Киваю. Понимаю, что и я пока что к подвигам не готов. Заваливаюсь на бок и засыпаю, как младенец.

 

День проходит незаметно. Начавшись в районе двух часов, пробуждение вяло перетекает в скромный обед из лапши быстрого приготовления с банкой холодного пива из неприкосновенного запаса.

Потом – попытки осмыслить происходившее в течение последних дней, сидя на диване и укрутившись в одеяло.

Потом – звонок Анне.

«Абонент временно недоступен»

Работа. Она съедает нас по кусочкам, отрывая самое вкусное в первую очередь. Мы зализываем раны, теряем кровь от ее укусов и становимся анемичными и вялыми.
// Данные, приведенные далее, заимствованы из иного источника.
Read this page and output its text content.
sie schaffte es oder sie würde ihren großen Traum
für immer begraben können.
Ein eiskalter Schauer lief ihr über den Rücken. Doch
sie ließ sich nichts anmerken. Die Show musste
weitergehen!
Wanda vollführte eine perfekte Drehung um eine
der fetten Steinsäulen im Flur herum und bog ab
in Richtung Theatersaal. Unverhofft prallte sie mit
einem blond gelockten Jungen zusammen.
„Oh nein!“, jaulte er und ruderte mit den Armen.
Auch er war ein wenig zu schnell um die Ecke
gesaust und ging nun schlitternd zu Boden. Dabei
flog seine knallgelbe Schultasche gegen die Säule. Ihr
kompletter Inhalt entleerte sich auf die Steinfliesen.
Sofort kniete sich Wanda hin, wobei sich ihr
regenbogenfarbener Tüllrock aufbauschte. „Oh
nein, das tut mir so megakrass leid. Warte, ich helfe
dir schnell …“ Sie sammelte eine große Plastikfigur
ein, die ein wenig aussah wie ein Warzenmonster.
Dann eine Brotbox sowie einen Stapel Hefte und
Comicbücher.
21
Закрываю дверь на балкон. Сегодня надувает снаружи. Не горю желанием простыть. Озноб и так не отступил до конца. Иногда некоторые телодвижения вызывают легкую боль. Легкую, но со смещенным центром тяжести, безумно скачущую своими слабыми отголосками по всему телу.

 

Темнеет. Сереги не видно, хотя рабочий день уже час как закончен. Возможно, личная жизнь. Уведомлений о появлении Анны в сети нет. Как нет и обратных звонков.

Полежав какое-то время в Серегином кресле, чувствую волнение внизу живота. Встаю и спускаю штаны. Резкий запах, хотя и вполне естественный. Беру член в руку и начинаю поглаживать. Пытаюсь мастурбировать, представляя огромные сиськи симпатичной блондинки, стоящей на коленях и требующей кончить ей на лицо. Член стоит, но идет сухо, и головка начинает саднить, и я плюю на нее, но этот маневр вызывает мысли об Анне, и у меня начинает падать.

Нет, я не должен. Я не должен так поступать!

Черт, я должен ей дозвониться и поговорить. Я не должен спускать на пол ради ее спокойствия. Несколько вдохов-выдохов – и эрекция спадает «в ноль».

Уже в час ночи приходит уведомление о том, что «абонент «Анна» доступен для звонка».

Набираю ей.

После доброго десятка гудков она берет трубку. Голос сонный, усталый, хриплый.

Черт, от этой хрипотцы у меня снова встает. Обожаю ее.

- В чем дело?

Странный тон. Да, она устала и спит, но… Черт, она говорит так, будто бы еще недавно ничего между нами не происходило. Будто бы ничего не было. А дальнейшие ее слова только подтверждают это. Она просит хоть временно оставить ее в покое. И забыть все, что было.

- Все? – ору я в трубку, едва не срываясь на вопль и матершину. – И «Дворцовую»? И загородные прогулки? И восстановление отношений? Старый рояль, который мы чиним? Да? Все?!

Я жду ответа, но она уже отключилась. Набираю снова.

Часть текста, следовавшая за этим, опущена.